Problem description

I have several msgpack encoded data frames from old versions of pandas. I have seen the warnings about this format. However, it seems there are some tests that ensure that old versions can still be loaded. For the current master that seems to include also pandas version 0.16. This is a file that was created with 0.16, which cannot be loaded in 0.20.3.

This is what happens when trying to load the file:

In [4]: pd.read_msgpack('/home/languitar/data/tobi-dataset-post-processed/1/armcontrol-features-Combined+hash.msg')
---------------------------------------------------------------------------
UnicodeDecodeError                        Traceback (most recent call last)
<ipython-input-4-8e36ed25a239> in <module>()
----> 1 pd.read_msgpack('/home/languitar/data/tobi-dataset-post-processed/1/armcontrol-features-Combined+hash.msg')

/home/languitar/miniconda2/envs/monitoring/lib/python2.7/site-packages/pandas/io/packers.pyc in read_msgpack(path_or_buf, encoding, iterator, **kwargs)
    201         if exists:
    202             with open(path_or_buf, 'rb') as fh:
--> 203                 return read(fh)
    204 
    205     # treat as a binary-like

/home/languitar/miniconda2/envs/monitoring/lib/python2.7/site-packages/pandas/io/packers.pyc in read(fh)
    186 
    187     def read(fh):
--> 188         l = list(unpack(fh, encoding=encoding, **kwargs))
    189         if len(l) == 1:
    190             return l[0]

pandas/io/msgpack/_unpacker.pyx in pandas.io.msgpack._unpacker.Unpacker.__next__ (pandas/io/msgpack/_unpacker.cpp:5618)()

pandas/io/msgpack/_unpacker.pyx in pandas.io.msgpack._unpacker.Unpacker._unpack (pandas/io/msgpack/_unpacker.cpp:4602)()

UnicodeDecodeError: 'utf8' codec can't decode byte 0xf8 in position 6: invalid start byte

Expected Output

It should load the data without an exception.
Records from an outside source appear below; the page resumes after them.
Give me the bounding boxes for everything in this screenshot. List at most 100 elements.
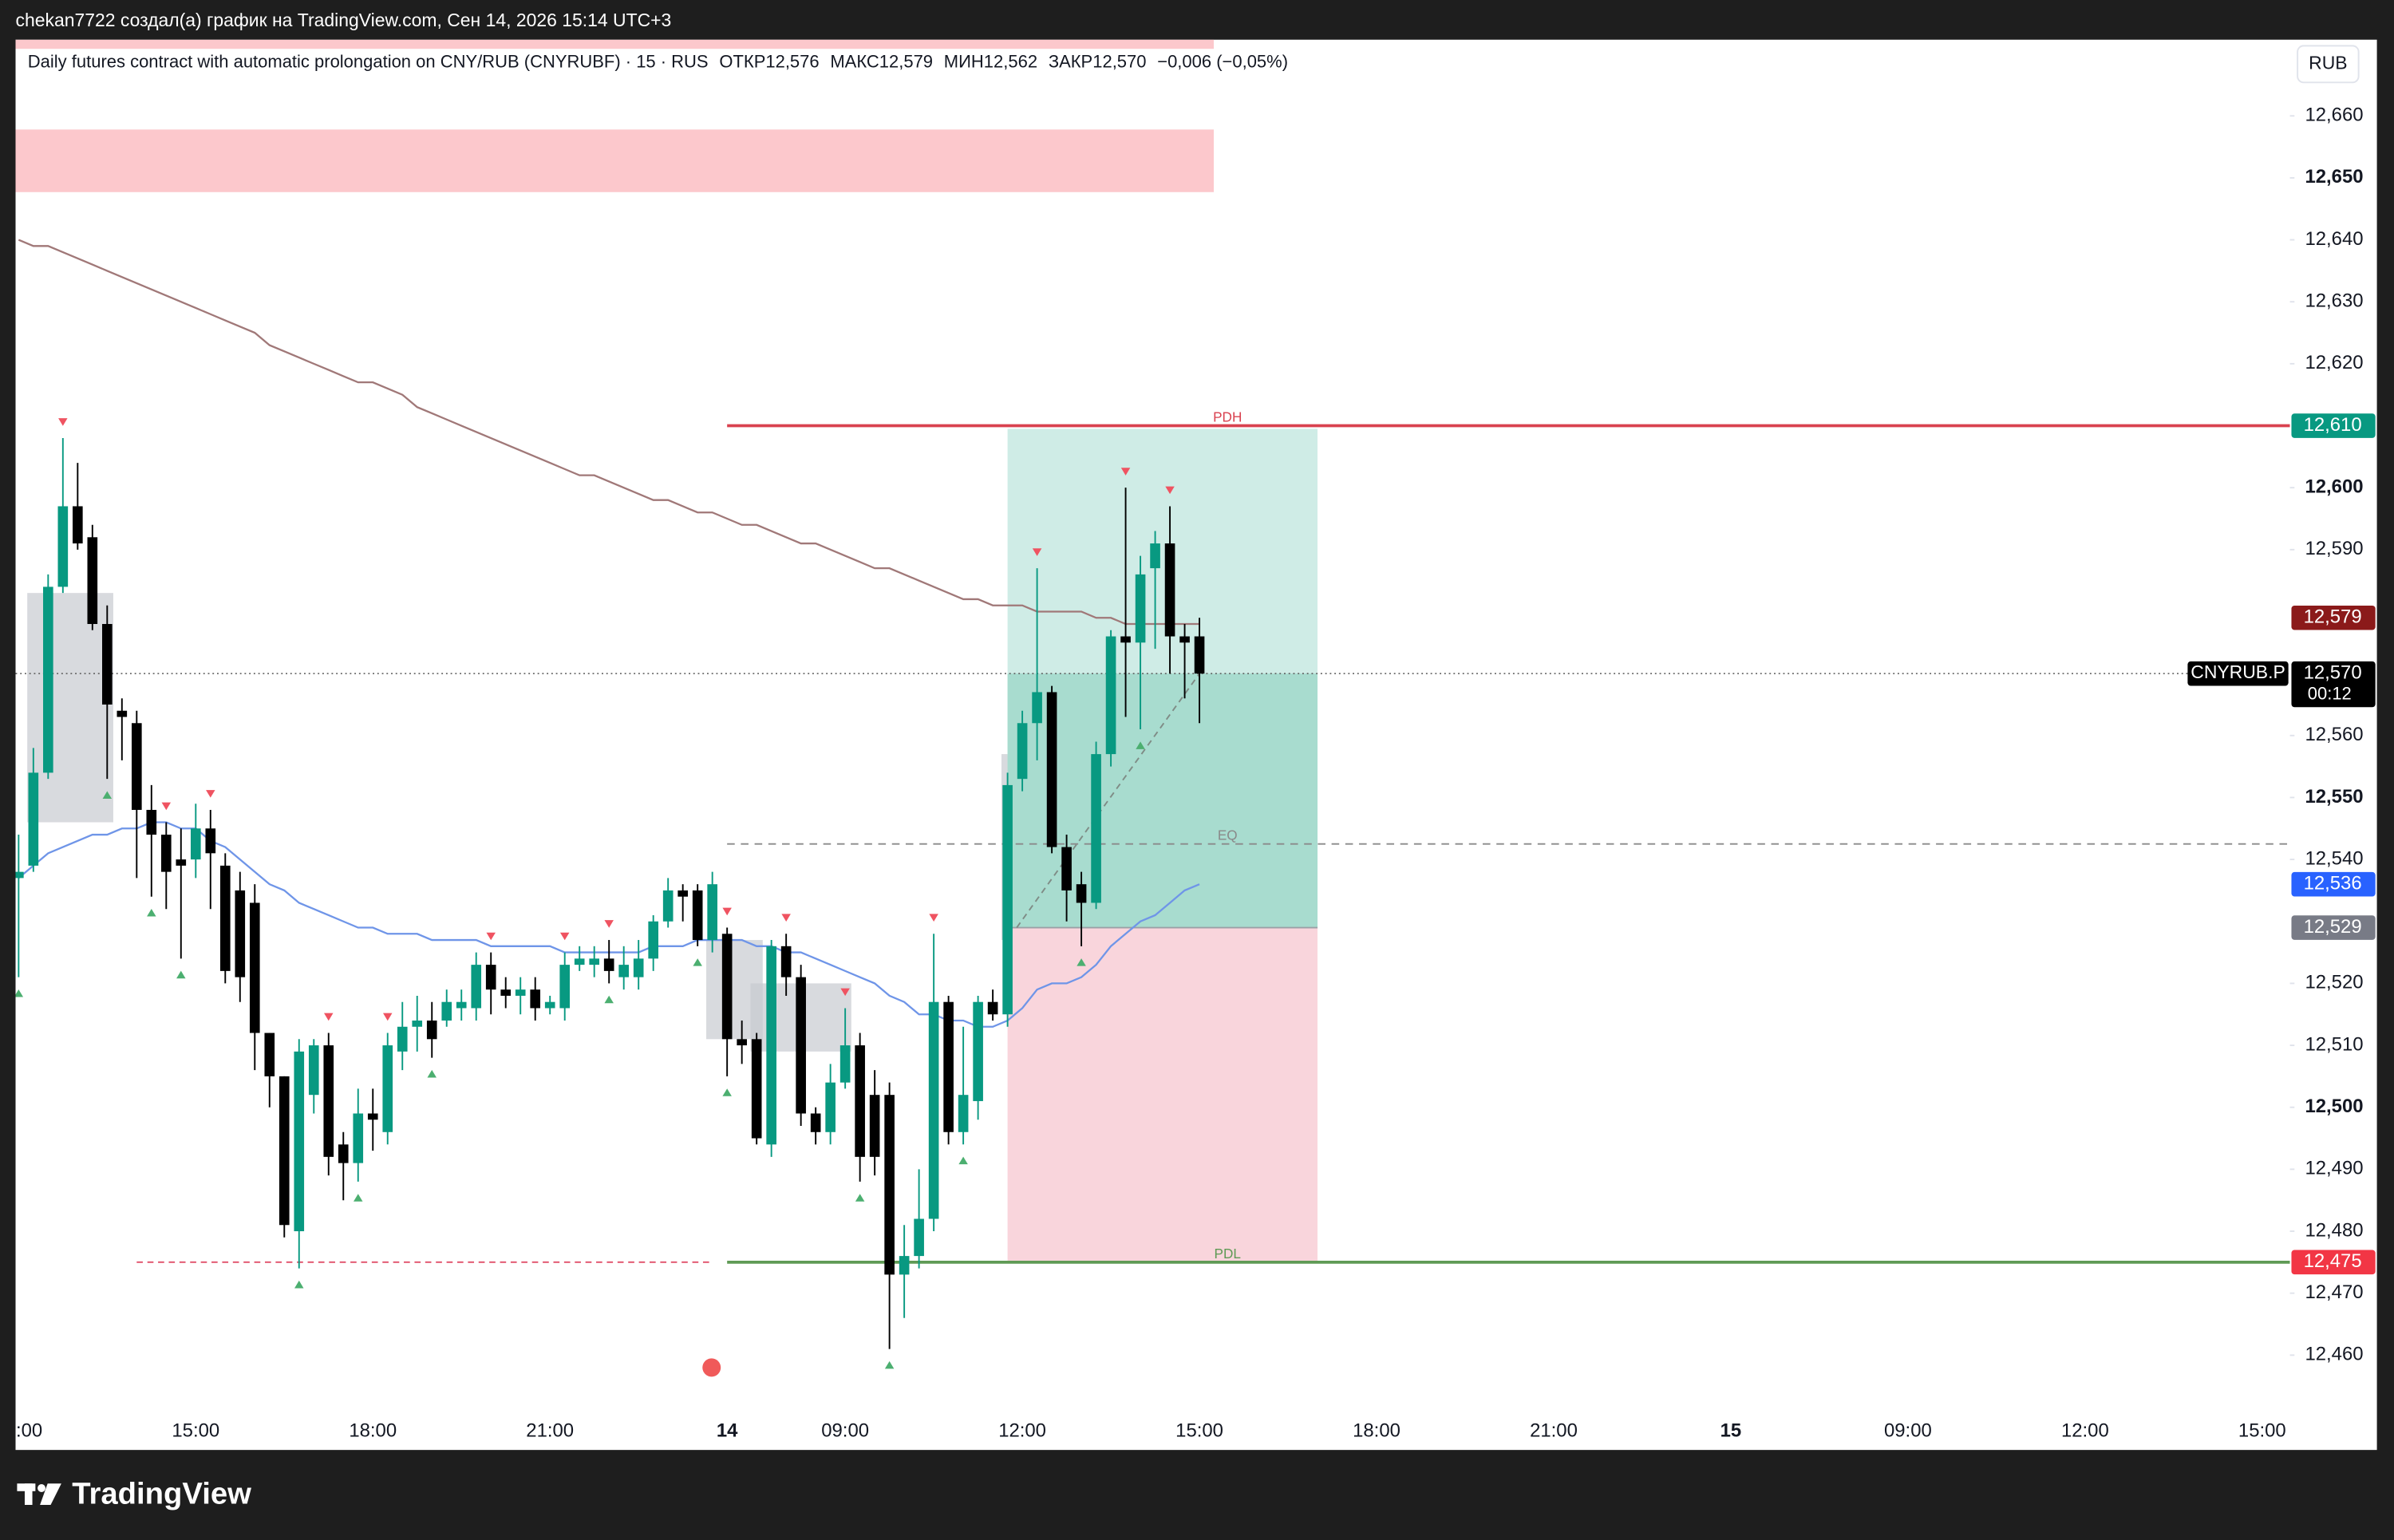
x-tick-label: 12:00 [0,1420,42,1442]
candle-body [1105,636,1116,755]
candle-body [751,1039,762,1139]
symbol-tag-box [2187,661,2289,686]
y-tick-label: 12,630 [2305,290,2363,312]
candle-body [131,723,142,810]
candle-body [574,958,585,965]
legend: Daily futures contract with automatic pr… [28,51,1288,71]
candle-body [633,958,644,977]
candle-body [530,989,541,1009]
sell-marker [383,1013,393,1021]
candle-body [869,1095,880,1157]
y-tick-label: 12,540 [2305,847,2363,869]
open-value: 12,576 [765,51,819,71]
price-label-box [2291,1250,2376,1275]
candle-body [1150,543,1160,569]
candle-body [928,1001,939,1219]
candle-body [426,1021,437,1040]
candle-body [855,1045,865,1157]
candle-body [1164,543,1175,637]
candle-body [943,1001,954,1132]
candle-body [73,506,83,544]
candle-body [279,1076,290,1226]
candle-body [692,890,703,941]
brand: TradingView [72,1477,251,1511]
price-label: 12,610 [2304,414,2362,436]
sell-marker [604,920,614,928]
logo-stem [24,1483,33,1506]
candle-body [441,1001,452,1021]
buy-marker [1077,958,1086,966]
candle-body [15,871,24,879]
sell-marker [206,790,215,798]
level-label: PDH [1213,409,1242,425]
alert-dot [702,1358,721,1377]
candle-body [353,1113,364,1163]
candle-body [810,1113,821,1132]
buy-marker [294,1280,304,1289]
candle-body [323,1045,334,1157]
price-label: 12,529 [2304,916,2362,938]
close-label: ЗАКР [1049,51,1092,71]
candle-body [101,624,113,705]
candle-body [43,586,53,773]
candle-body [176,859,187,866]
y-tick-label: 12,460 [2305,1344,2363,1365]
sell-marker [486,932,496,941]
imbalance-box [27,593,113,823]
candle-body [1061,847,1072,890]
price-label: 12,475 [2304,1250,2362,1272]
buy-marker [604,995,614,1004]
buy-marker [15,989,24,997]
candle-body [367,1113,378,1120]
candle-body [1194,636,1205,674]
candle-body [87,537,98,625]
candle-body [397,1026,408,1052]
candle-body [471,965,482,1009]
logo-dot [38,1483,45,1492]
candle-body [338,1144,349,1163]
candle-body [1135,574,1146,643]
x-tick-label: 09:00 [821,1420,869,1442]
candle-body [1076,884,1087,903]
sell-marker [929,914,938,922]
sell-marker [1032,548,1042,556]
candle-body [737,1039,747,1046]
logo-slash [40,1483,61,1506]
y-tick-label: 12,600 [2305,476,2363,497]
candle-body [308,1045,319,1096]
candle-body [1032,692,1042,724]
candle-body [146,809,157,835]
y-tick-label: 12,550 [2305,786,2363,808]
price-label: 12,579 [2304,606,2362,628]
buy-marker [427,1069,437,1078]
candle-body [839,1045,851,1083]
currency-button[interactable] [2297,45,2360,84]
y-tick-label: 12,590 [2305,538,2363,559]
buy-marker [693,958,702,966]
candle-body [618,965,630,977]
symbol-tag: CNYRUB.P [2191,661,2285,682]
currency: RUB [2309,52,2347,73]
candle-body [28,772,39,866]
buy-marker [958,1156,968,1165]
candle-body [973,1001,983,1101]
candle-body [589,958,600,965]
candle-body [780,946,792,977]
buy-marker [722,1088,732,1096]
candle-body [721,934,733,1040]
countdown: 00:12 [2308,684,2352,704]
open-label: ОТКР [719,51,765,71]
x-tick-label: 12:00 [2061,1420,2109,1442]
candle-body [235,890,246,977]
candle-body [1002,784,1013,1015]
symbol-desc: Daily futures contract with automatic pr… [28,51,709,71]
y-tick-label: 12,470 [2305,1281,2363,1303]
zone-strip [15,39,1215,49]
position-path [1016,673,1200,929]
candle-body [190,828,201,860]
high-label: МАКС [830,51,879,71]
candle-body [500,989,512,996]
y-tick-label: 12,520 [2305,972,2363,993]
sell-marker [161,802,172,811]
candle-body [264,1033,275,1076]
Output of pd.show_versions() for the creating pandas version

INSTALLED VERSIONS ------------------ commit: None python: 2.7.13.final.0 python-bits: 64 OS: Linux OS-release: 4.14.6-1-ARCH machine: x86_64 processor: byteorder: little LC_ALL: None LANG: en_US.UTF-8 pandas: 0.16.2 nose: None Cython: None numpy: 1.10.4 scipy: 0.17.1 statsmodels: 0.6.1 IPython: 5.3.0 sphinx: None patsy: 0.4.1 dateutil: 2.6.1 pytz: 2017.2 bottleneck: None tables: 3.2.2 numexpr: 2.5.2 matplotlib: 1.5.1 openpyxl: None xlrd: None xlwt: None xlsxwriter: None lxml: None bs4: None html5lib: 0.9999999 httplib2: None apiclient: None sqlalchemy: None pymysql: None psycopg2: None

Output of pd.show_versions() for the version trying to load the file

INSTALLED VERSIONS ------------------ commit: None python: 2.7.13.final.0 python-bits: 64 OS: Linux OS-release: 4.14.9-1-ARCH machine: x86_64 processor: byteorder: little LC_ALL: None LANG: en_US.utf8 LOCALE: None.None pandas: 0.20.3 pytest: 3.2.1 pip: 9.0.1 setuptools: 36.4.0 Cython: None numpy: 1.13.1 scipy: 0.19.1 xarray: None IPython: 5.3.0 sphinx: None patsy: 0.4.1 dateutil: 2.6.1 pytz: 2017.2 blosc: None bottleneck: None tables: 3.4.2 numexpr: 2.6.2 feather: None matplotlib: 2.0.2 openpyxl: None xlrd: None xlwt: None xlsxwriter: None lxml: None bs4: None html5lib: 0.9999999 sqlalchemy: None pymysql: None psycopg2: None jinja2: 2.9.6 s3fs: None pandas_gbq: None pandas_datareader: None

Comment From: jreback

http://pandas.pydata.org/pandas-docs/stable/whatsnew.html#changes-to-msgpack. this is a use-at-your-own risk format. so would gladly take a patch if you can see what the problem is, but there are no guarantees on this.

Comment From: languitar

The table there says that files packed with pre-0.17 / Python 2 should be readable by any version. This doesn't seem to be true now in this case?

Comment From: jreback

as i said you are on your own here - there was never any guarantees on this format

Comment From: languitar

Sure, but the table in the new documentation somehow implies that this version should work. Maybe the warning could be stressed that the table is only a rough guess.